Morneau’s new memoir Where To From Here highlights positive role Ottawa can play, takes shots at Trudeau and warns of threats of increasingly partisan politics
Former federal finance minister Bill Morneau sees a bright future for Canada. What he doesn’t envision is Prime Minister Justin Trudeau leading the country to this promised land.
While in cabinet, Mr. Morneau said the PMO’s short-term political goals – winning that day’s headline – came to dominate long-term planning, a problem that became more acute after Gerald Butts resigned as the Prime Minister’s principal secretary in February, 2019. He pointed in the book to consistent overspending on support during the pandemic, with the size of programs recommended by the Finance Department boosted by the PMO “because the numbers sounded good.

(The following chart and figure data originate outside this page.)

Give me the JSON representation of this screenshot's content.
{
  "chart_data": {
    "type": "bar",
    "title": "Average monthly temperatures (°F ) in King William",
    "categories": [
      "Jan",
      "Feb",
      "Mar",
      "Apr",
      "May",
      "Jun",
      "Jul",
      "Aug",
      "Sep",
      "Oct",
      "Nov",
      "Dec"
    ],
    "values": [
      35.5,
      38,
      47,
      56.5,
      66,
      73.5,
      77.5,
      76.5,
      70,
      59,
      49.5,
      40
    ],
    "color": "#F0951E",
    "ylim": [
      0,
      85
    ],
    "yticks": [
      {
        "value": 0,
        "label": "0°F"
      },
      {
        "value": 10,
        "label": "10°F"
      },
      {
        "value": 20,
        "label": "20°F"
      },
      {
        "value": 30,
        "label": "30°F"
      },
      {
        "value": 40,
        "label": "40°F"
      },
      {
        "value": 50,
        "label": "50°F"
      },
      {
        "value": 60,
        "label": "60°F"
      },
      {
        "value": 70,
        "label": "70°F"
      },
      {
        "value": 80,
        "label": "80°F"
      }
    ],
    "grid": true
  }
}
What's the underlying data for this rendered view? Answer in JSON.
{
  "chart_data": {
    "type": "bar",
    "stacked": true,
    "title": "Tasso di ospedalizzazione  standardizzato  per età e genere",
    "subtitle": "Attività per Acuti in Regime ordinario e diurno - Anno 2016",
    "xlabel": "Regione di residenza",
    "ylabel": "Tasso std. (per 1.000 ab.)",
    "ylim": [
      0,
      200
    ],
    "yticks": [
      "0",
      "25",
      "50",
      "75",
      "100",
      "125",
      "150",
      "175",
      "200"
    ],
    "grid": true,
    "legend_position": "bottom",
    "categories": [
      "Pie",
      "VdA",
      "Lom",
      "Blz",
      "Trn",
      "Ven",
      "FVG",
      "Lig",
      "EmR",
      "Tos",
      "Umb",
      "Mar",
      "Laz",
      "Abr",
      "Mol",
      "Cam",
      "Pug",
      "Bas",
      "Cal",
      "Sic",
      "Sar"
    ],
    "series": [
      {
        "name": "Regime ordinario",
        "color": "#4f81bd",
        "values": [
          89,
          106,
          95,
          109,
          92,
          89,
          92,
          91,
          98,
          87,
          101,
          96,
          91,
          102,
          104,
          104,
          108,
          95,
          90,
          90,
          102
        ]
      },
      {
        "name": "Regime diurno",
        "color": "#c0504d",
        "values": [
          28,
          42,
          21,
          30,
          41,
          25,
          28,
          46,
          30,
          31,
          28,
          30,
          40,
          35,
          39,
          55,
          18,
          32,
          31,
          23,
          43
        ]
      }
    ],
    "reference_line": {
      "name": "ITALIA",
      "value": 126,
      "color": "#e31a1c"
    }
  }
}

As finance minister, Mr. Morneau’s priorities included navigating the pandemic, finding a sustainable funding approach for provincially run health care systems and weaning the economy off fossil fuels. Postpolitics, the former CEO of benefits consulting firm LifeWorks, formerly known as Morneau Shepell, wrote his memoir as part of a plan to continue working on health care and energy transition policies.
In the book, Mr. Morneau used the uproar around the WE scandal to illustrate the increasingly partisan mentality of politics, at all levels. He said opposition parties used the controversy to personally attack him and the Prime Minister, who was eventually cleared of conflict by Mr. Dion.